Pengutipan = (Idik Saeful Bahri, 2021, Konsep Dasar Ilmu Hukum dan Ketatanegaraan Indonesia, Kuningan: Bundaran Hukum, hlm. 189-196)
A.
Hukum Acara
Pidana
Hukum acara pidana adalah bagian hukum formil yang dirancang untuk menjaga kaidah-kaidah dalam hukum pidana. Landasan hukum tentang hukum acara pidana dapat kita rujuk kepada Kitab Undang-Undang Hukum Acara Pidana atau KUHAP.
1.
Pihak Hukum
Acara Pidana
Beberapa pihak
yang terlibat dalam hukum acara pidana antara lain:
a. Penyelidik dan
Penyidik
Penyelidik adalah pejabat kepolisian negara Republik Indonesia yang diberi wewenang oleh undang-undang untuk melakukan penyelidikan. Adapun wewenang penyelidik adalah:
1)
Menerima laporan/ pengaduan dari seseorang tentang adanya
tindak pidana;
2)
Mencari keterangan barang bukti;
3)
Memeriksa seseorang yang dicurigai;
4)
Mengadakan tindakan lain menurut hukum.
Sementara istilah penyidik adalah pejabat Polisi Negara Republik Indonesia atau pejabat
pegawai negeri sipil tertentu yang diberi wewenang khusus oleh undang-undang
untuk melakukan penyidikan. Wewenang penyidik adalah:
1)
Menerima laporan/ pengaduan dari sesorang tentang adanya tindak pidana;
2)
Melakukan tindakan pertama di TKP;
3)
Memeriksa seseorang yang dicurigai;
4)
Melakukan penangkapan, penahanan, penggeledahan dan penyitaan;
5)
Melakukan pemeriksaan dan penyitaan surat;
6)
Mengambil sidik jari dan memotret seseorang;
7)
Memanggil orang untuk didengar dan diperiksa sebagai tersangka atau saksi;
8)
Mendatangkan orang ahli yang diperlukan dalam hubungannya dengan pemeriksaan
perkara;
9)
Mengadakan penghentian penyidikan;
10) Mengadakan tindakan lain
menurut hukum yang bertanggung jawab.
b.
Jaksa dan Penuntut Umum
Jaksa adalah pejabat yang
diberi wewenang oleh undang-undang untuk bertindak sebagai penuntut umum serta
melaksanakan putusan pengadilan yang telah memperoleh kekuatan hukum tetap. Sementara Penuntut Umum adalah jaksa yang diberi wewenang oleh undang-undang untuk melakukan
penuntutan dan melaksanakan penetapan hakim.
c. Hakim
Hakim adalah pejabat
peradilan negara yang diberi wewenang oleh undang-undang untuk mengadili.

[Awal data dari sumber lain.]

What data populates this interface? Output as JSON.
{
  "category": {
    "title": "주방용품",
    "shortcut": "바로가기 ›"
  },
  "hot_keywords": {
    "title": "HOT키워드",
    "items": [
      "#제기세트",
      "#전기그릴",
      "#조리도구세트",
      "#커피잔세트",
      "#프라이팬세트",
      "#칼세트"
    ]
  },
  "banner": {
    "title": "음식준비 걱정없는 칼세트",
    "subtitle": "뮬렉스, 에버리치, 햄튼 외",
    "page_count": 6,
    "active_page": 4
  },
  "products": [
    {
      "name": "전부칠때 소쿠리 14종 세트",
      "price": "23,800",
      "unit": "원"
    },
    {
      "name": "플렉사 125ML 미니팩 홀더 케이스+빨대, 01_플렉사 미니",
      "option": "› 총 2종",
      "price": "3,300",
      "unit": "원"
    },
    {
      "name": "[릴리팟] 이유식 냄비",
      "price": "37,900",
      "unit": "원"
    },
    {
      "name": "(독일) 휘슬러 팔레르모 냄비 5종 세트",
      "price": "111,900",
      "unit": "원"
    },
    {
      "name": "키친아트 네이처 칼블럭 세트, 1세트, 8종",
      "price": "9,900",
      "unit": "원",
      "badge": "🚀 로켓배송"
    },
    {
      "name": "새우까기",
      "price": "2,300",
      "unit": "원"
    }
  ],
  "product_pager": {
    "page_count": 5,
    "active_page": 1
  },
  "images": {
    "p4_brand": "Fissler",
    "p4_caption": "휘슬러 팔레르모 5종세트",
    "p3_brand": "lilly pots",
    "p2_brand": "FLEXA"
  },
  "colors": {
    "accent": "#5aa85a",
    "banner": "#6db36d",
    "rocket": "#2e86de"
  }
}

d. Tersangka, Terdakwa dan Terpidana
Tersangka adalah seseorang
yang karena perbuatannya atau keadaannya, berdasarkan bukti permulaan patut
diduga sebagai pelaku tindak pidana (Pasal 1 angka 13 KUHAP). Sementara Terdakwa adalah seorang
tersangka yang dituntut, diperiksa dan diadili di sidang pengadilan (Pasal 1 angka 14 KUHAP). Dan Terpidana adalah seorang yang dipidana berdasarkan putusan
pengadilan yang telah memperoleh keputusan hukum tetap (Pasal 1 angka 32 KUHAP).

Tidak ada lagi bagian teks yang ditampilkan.